The panelists chosen to select the winners of the contest include two Cornell University professors, two local Ithaca filmmakers and film editor Michael Miller, who has edited movies for Woody Allen, Michael Bay and the Coen Brothers. They will pick two films — the best film and the runner-up — to win monetary prizes, which according to Biunno, will be amount to “a couple hundred dollars.”

BFI entered a three-minute comedy titled “Heavenly Blue” and an 11-minute romance titled “Spare Change.” BFI also collaborated with 2012 alumnus Ethan Scarduzio on two 10-minute long films, one of which Scarduzio describes as “an odd little film” called “Dead Meat.”

“I started working on [Dead Meat] in Boston, Massachusetts in the spring of 2013, but the area and the film crew felt miscast,” said Scarduzio, who graduated with a degree in cinema. “So I sent an email to Jared [Biunno] at BFI, and I’ve been working with those guys ever since. I can’t think of a better group of filmmakers.”
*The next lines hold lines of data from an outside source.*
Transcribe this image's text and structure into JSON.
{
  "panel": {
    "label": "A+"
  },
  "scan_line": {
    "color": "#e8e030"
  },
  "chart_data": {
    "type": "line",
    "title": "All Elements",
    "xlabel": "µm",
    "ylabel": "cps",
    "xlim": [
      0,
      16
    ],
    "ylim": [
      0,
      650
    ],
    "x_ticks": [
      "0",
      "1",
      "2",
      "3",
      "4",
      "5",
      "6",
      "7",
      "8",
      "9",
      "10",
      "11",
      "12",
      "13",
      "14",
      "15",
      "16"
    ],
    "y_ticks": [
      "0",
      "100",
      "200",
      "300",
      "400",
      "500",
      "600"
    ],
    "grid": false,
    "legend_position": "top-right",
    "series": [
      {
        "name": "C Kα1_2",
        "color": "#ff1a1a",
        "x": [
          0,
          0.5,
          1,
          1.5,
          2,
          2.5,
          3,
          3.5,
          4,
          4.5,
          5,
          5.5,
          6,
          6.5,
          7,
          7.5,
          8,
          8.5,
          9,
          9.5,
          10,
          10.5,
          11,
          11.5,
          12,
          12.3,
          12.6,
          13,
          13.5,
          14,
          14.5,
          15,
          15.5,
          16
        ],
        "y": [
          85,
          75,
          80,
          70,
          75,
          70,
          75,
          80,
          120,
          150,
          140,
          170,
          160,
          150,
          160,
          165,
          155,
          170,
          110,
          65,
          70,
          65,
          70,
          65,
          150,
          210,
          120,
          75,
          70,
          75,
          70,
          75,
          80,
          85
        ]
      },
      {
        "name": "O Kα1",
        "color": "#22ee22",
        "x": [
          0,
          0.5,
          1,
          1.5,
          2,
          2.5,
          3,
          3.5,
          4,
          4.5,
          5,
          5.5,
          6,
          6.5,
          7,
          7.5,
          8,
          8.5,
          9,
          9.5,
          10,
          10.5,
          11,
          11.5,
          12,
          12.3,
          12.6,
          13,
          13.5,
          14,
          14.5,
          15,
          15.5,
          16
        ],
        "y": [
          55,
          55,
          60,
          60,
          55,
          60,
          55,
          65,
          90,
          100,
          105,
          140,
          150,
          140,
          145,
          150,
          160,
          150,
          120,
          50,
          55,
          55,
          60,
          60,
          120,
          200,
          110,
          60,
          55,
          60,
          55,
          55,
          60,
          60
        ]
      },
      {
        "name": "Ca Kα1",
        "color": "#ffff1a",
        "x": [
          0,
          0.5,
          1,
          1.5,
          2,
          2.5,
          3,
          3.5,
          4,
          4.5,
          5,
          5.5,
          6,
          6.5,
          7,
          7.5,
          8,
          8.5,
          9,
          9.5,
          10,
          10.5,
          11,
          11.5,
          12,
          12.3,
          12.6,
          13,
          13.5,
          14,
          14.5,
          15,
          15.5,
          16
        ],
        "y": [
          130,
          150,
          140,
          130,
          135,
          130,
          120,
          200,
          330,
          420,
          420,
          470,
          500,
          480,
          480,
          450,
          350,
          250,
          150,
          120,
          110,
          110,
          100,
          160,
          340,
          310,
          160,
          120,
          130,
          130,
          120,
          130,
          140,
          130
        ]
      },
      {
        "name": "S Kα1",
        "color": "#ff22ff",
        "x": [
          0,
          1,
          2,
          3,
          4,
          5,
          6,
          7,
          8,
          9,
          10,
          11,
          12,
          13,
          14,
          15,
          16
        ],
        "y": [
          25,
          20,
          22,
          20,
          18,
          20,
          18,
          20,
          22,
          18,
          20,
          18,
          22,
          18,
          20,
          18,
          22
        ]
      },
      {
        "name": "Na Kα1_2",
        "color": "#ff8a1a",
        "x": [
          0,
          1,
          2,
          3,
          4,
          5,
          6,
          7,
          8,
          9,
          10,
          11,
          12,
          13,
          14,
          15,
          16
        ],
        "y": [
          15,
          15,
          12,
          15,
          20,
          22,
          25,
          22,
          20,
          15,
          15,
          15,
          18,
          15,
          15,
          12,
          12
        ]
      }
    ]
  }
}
Along with the four films created by BFI, BU will also be represented by seniors Michael Chernak and Aleksandr Rikhterman, both majoring in cinema. Rikhterman’s “Pura Vida: Solo-Travel” focuses on interviewees’ trips abroad, and Chernak’s “Watch Me Fall Apart” developed from an idea created in a BU advanced filmmaking class.

“‘Watch Me Fall Apart’ is a voyeuristic look inside of a young man’s acceptance of his inner demons in a surreal world of sex, blood and pop music,” Chernak said.

Biunno said he is looking forward to entering larger competition instead of just the film premiere screening events BFI hosts on campus and in the community.

“We’ve managed to get people to notice film making in Binghamton,” Biunno said. “For the first time in the last couple months I’ve seen people with like minds want to make films together and have fun and with all that happening. It’s an added bonus that an institution as prestigious as Cornell is recognizing us.”